The protection of the officers, especially Cosgrove, by both Kentucky Attorney General Daniel Cameron and the US Department of Justice is part of a convoluted narrative that the officers should be exonerated because they were sent to serve the warrant on false pretenses.

This justification for murder was articulated plainly by US Attorney General Merrick Garland who said the federal grand jury did not indict them because “the officers who ultimately carried out the search at Taylor’s apartment were not involved in the drafting of the warrant and were unaware of the false and misleading statements that it contained.”

Instead of the entire LMPD being investigated for the deadly use of force, the state and the federal government shifted attention to Kelly Goodlett, Joshua Jaynes and Kyle Meany, the three officers responsible for the warrant application.
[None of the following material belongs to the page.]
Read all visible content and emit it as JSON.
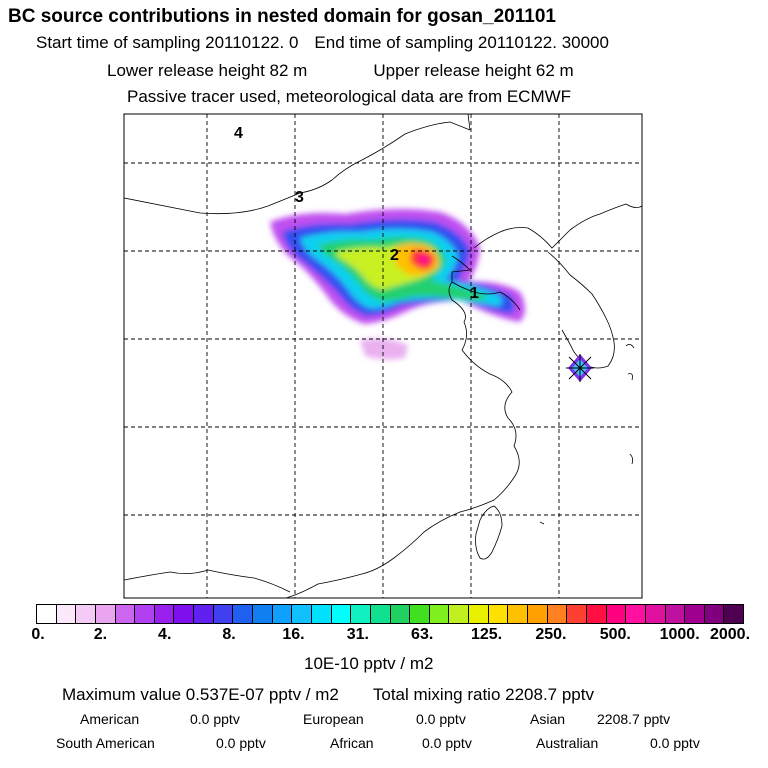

On August 22, 2022, the US Department of Justice brought charges of conspiracy, obstruction of justice and civil rights violations against them for conspiring to mislead the judge who approved the search warrant on Taylor’s apartment.

However, evidence of criminality by the officers was exposed three months after the shooting when the LMPD revealed that they falsified the incident report from that evening, entirely omitting the fact that they killed the young woman by shooting her eight times, stating that there was no forced entry into the apartment and leaving the four-page report largely blank.

Meanwhile, Kenneth Walker was quickly arrested and charged with first degree assault and attempted murder for firing his weapon, which allegedly struck Mattingly in the leg. Eventually, the charges against Walker were dismissed with prejudice. Walker has also denied that he fired the shot that injured Mattingly, with his attorney stating that the bullet was recovered at the scene with no blood on it.

This officers’ actions, which are standard in police violence cover-up operations, were a deliberate effort to sweep the murder of Breonna Taylor under the rug and rely upon the dutiful participation of the corporate media to make sure that the public never found out about it.

It was the determined protests of her family and friends demanding justice for Taylor—along with the mass protests following the murder of George Floyd by Minneapolis police officer Derek Chauvin that swept across the US and internationally in the late spring of 2020—that made it impossible for the authorities to continue the cover-up.

This week also brought news that former Minnesota police officer Kimberly Potter, who fatally shot Daunte Wright in Brooklyn Center on April 11, 2021 during a traffic stop, was released from jail at 4:00 a.m. on Monday. Potter served just 16 months in prison.

Potter, who is white, was convicted on two counts of manslaughter in the killing of the 20-year-old Wright, who was black. Potter claimed that she mistook her gun for a Taser when she shot Wright. She will be on supervised release for the remaining third of her two-year sentence.